Nevertheless, the theatre-goers filed in – actresses, film and production people, playwrights, small theatre owners and a random collection of folks I knew in the LA area.
I watched with glee as every available seat filled-up and every single person I invited showed up. The lights dimmed and the play started. I am wired.
From that moment on, I felt like I did when I stood under the wedding canopy and married my second husband. I knew it was a surreal and milestone moment. Part of me was fully participatory – drinking it all in. The other part of me was looking on as an ever-present observer.
What did I see?
A fully engaged audience.
No head nodding.
No snores.
No sneaking a look at an I phone.
What did I notice?
When the audience laughed. Or didn’t.
When the emphasis was off kilter.
When there was too much repetition.
When sequences didn’t seamlessly connect.
At the reception following the play: lots of congrats, hugging, and “you are so brave to tell your story,” stuff. And picture snapping.
L to R: My friends Michele and Francine on each side of me, bookended by the playwrights Debra and Lee.

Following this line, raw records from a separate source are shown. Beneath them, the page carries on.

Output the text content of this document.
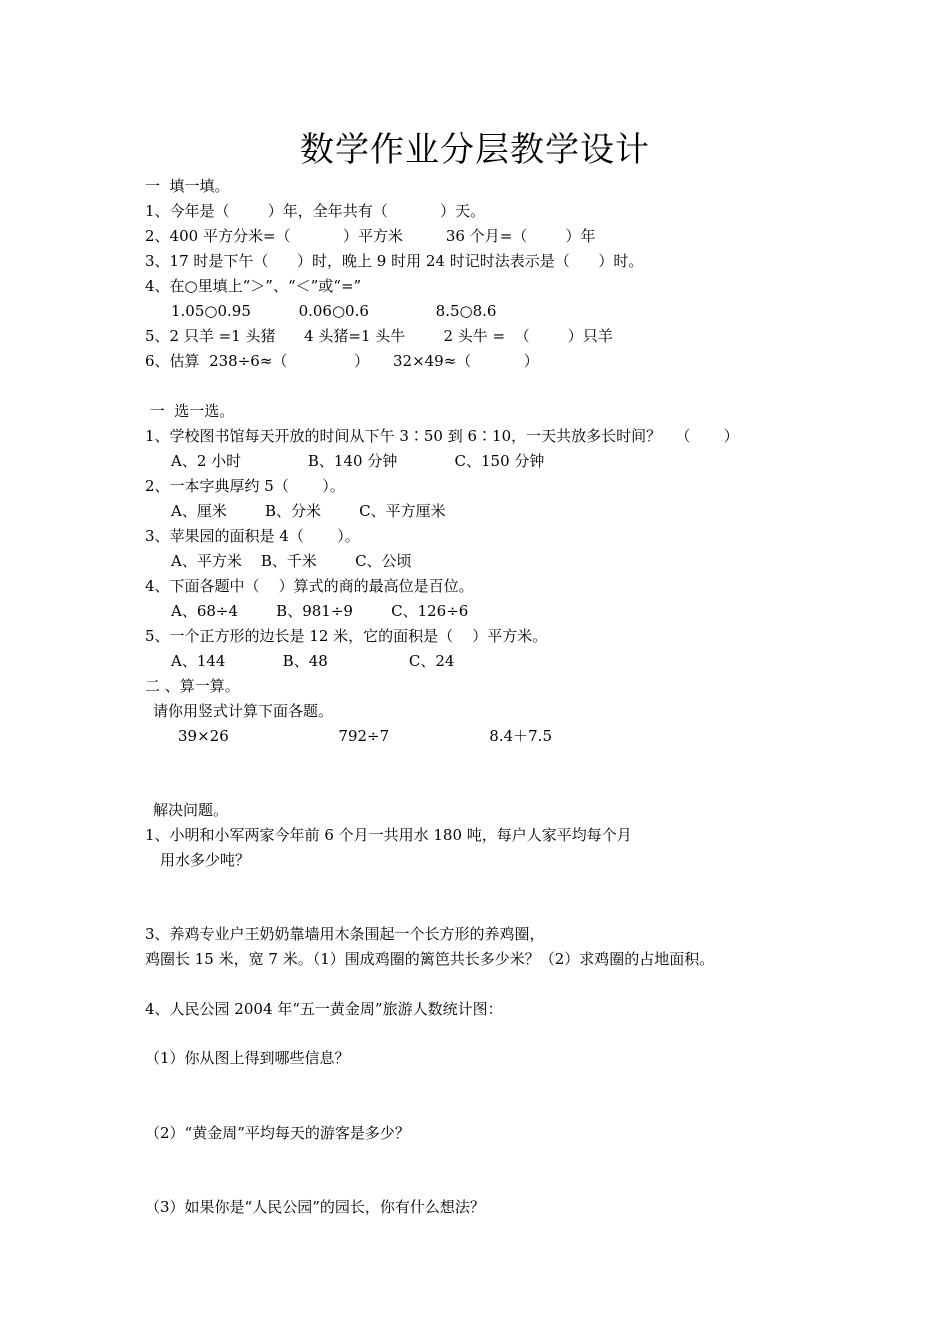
数学作业分层教学设计
一  填一填。
1、今年是（        ）年，全年共有（           ）天。
2、400 平方分米=（           ）平方米         36 个月=（        ）年
3、17 时是下午（      ）时，晚上 9 时用 24 时记时法表示是（      ）时。
4、在○里填上“＞”、“＜”或“=”
1.05○0.95          0.06○0.6              8.5○8.6
5、2 只羊 =1 头猪      4 头猪=1 头牛        2 头牛 =  （        ）只羊
6、估算  238÷6≈（              ）     32×49≈（           ）
一  选一选。
1、学校图书馆每天开放的时间从下午 3∶50 到 6∶10，一天共放多长时间？   （       ）
A、2 小时              B、140 分钟            C、150 分钟
2、一本字典厚约 5（       ）。
A、厘米        B、分米        C、平方厘米
3、苹果园的面积是 4（       ）。
A、平方米    B、千米        C、公顷
4、下面各题中（    ）算式的商的最高位是百位。
A、68÷4        B、981÷9        C、126÷6
5、一个正方形的边长是 12 米，它的面积是（    ）平方米。
A、144            B、48                 C、24
二 、算一算。
请你用竖式计算下面各题。
39×26                       792÷7                     8.4＋7.5
解决问题。
1、小明和小军两家今年前 6 个月一共用水 180 吨，每户人家平均每个月
用水多少吨？
3、养鸡专业户王奶奶靠墙用木条围起一个长方形的养鸡圈，
鸡圈长 15 米，宽 7 米。（1）围成鸡圈的篱笆共长多少米？（2）求鸡圈的占地面积。
4、人民公园 2004 年“五一黄金周”旅游人数统计图：
（1）你从图上得到哪些信息？
（2）“黄金周”平均每天的游客是多少？
（3）如果你是“人民公园”的园长，你有什么想法？
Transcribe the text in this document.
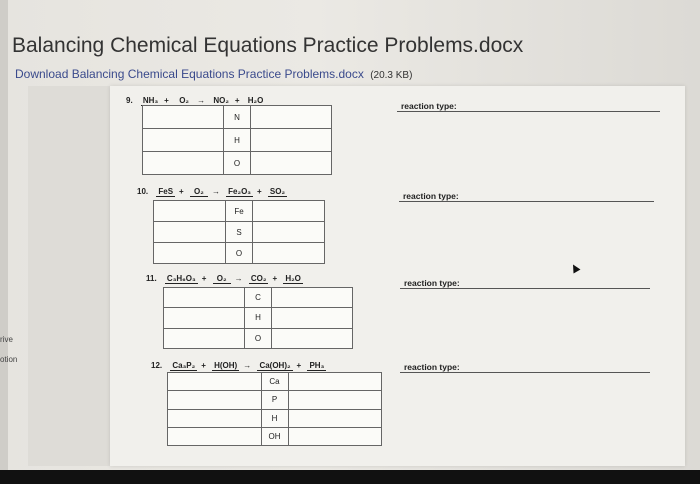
rive
otion
Balancing Chemical Equations Practice Problems.docx
Download Balancing Chemical Equations Practice Problems.docx (20.3 KB)
9. NH₃ + O₂ → NO₂ + H₂O
	N	
	H	
	O	
reaction type:
10. FeS + O₂ → Fe₂O₃ + SO₂
	Fe	
	S	
	O	
reaction type:
11. C₃H₆O₃ + O₂ → CO₂ + H₂O
	C	
	H	
	O	
reaction type:
12. Ca₃P₂ + H(OH) → Ca(OH)₂ + PH₃
	Ca	
	P	
	H	
	OH	
reaction type:
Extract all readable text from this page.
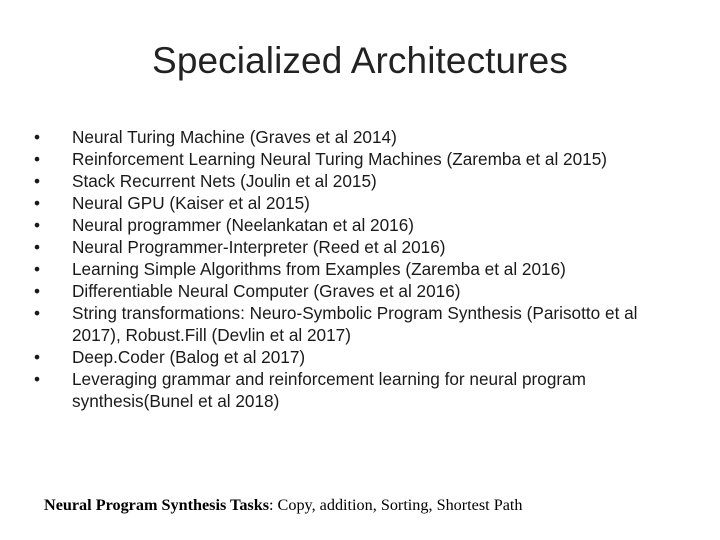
Specialized Architectures
• Neural Turing Machine (Graves et al 2014)
• Reinforcement Learning Neural Turing Machines (Zaremba et al 2015)
• Stack Recurrent Nets (Joulin et al 2015)
• Neural GPU (Kaiser et al 2015)
• Neural programmer (Neelankatan et al 2016)
• Neural Programmer-Interpreter (Reed et al 2016)
• Learning Simple Algorithms from Examples (Zaremba et al 2016)
• Differentiable Neural Computer (Graves et al 2016)
• String transformations: Neuro-Symbolic Program Synthesis (Parisotto et al 2017), Robust.Fill (Devlin et al 2017)
• Deep.Coder (Balog et al 2017)
• Leveraging grammar and reinforcement learning for neural program synthesis(Bunel et al 2018)
Neural Program Synthesis Tasks: Copy, addition, Sorting, Shortest Path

I left the theatre in an ambivalent, slightly manic mood. The event I had dreaded, looked forward too, and obsessed about was over. Staying up until 3am laughing and cackling with my friends after French Fries and burgers at the iconic “In & Out” burger place near the theatre mellowed out my mood.
The next morning, we met at one of the playwright’s homes – an eclectic Spanish mini villa in the Hollywood Hills – where she cooked each of us made-to-order omelets laced through with avocado and finely chopped scallions.
We then read the comment sheets out loud to each other – carefully compiling the data – in order to guide us in revisiting, revising, strengthening and beefing-up the script. And we strategized about our next moves forward.
Here’s some feedback:
What a moving evening of theatre. If that was only a staged reading, I am flabbergasted! The writing and acting were superb.
Iris came alive with all her love, longing, self-sacrificing nature, shame, guilt, fear and eventual courage. Her relationship with E.D. was explicitly clear.
So many took the time to point out what could be improved upon and what was impactful. I think this endeavor is going to be okay. More than okay.
I love you all for being the oxygen in my tank – for being the cheerleaders in the stands. And having the courage to provide honest and helpful feedback. Even when you don’t read the column!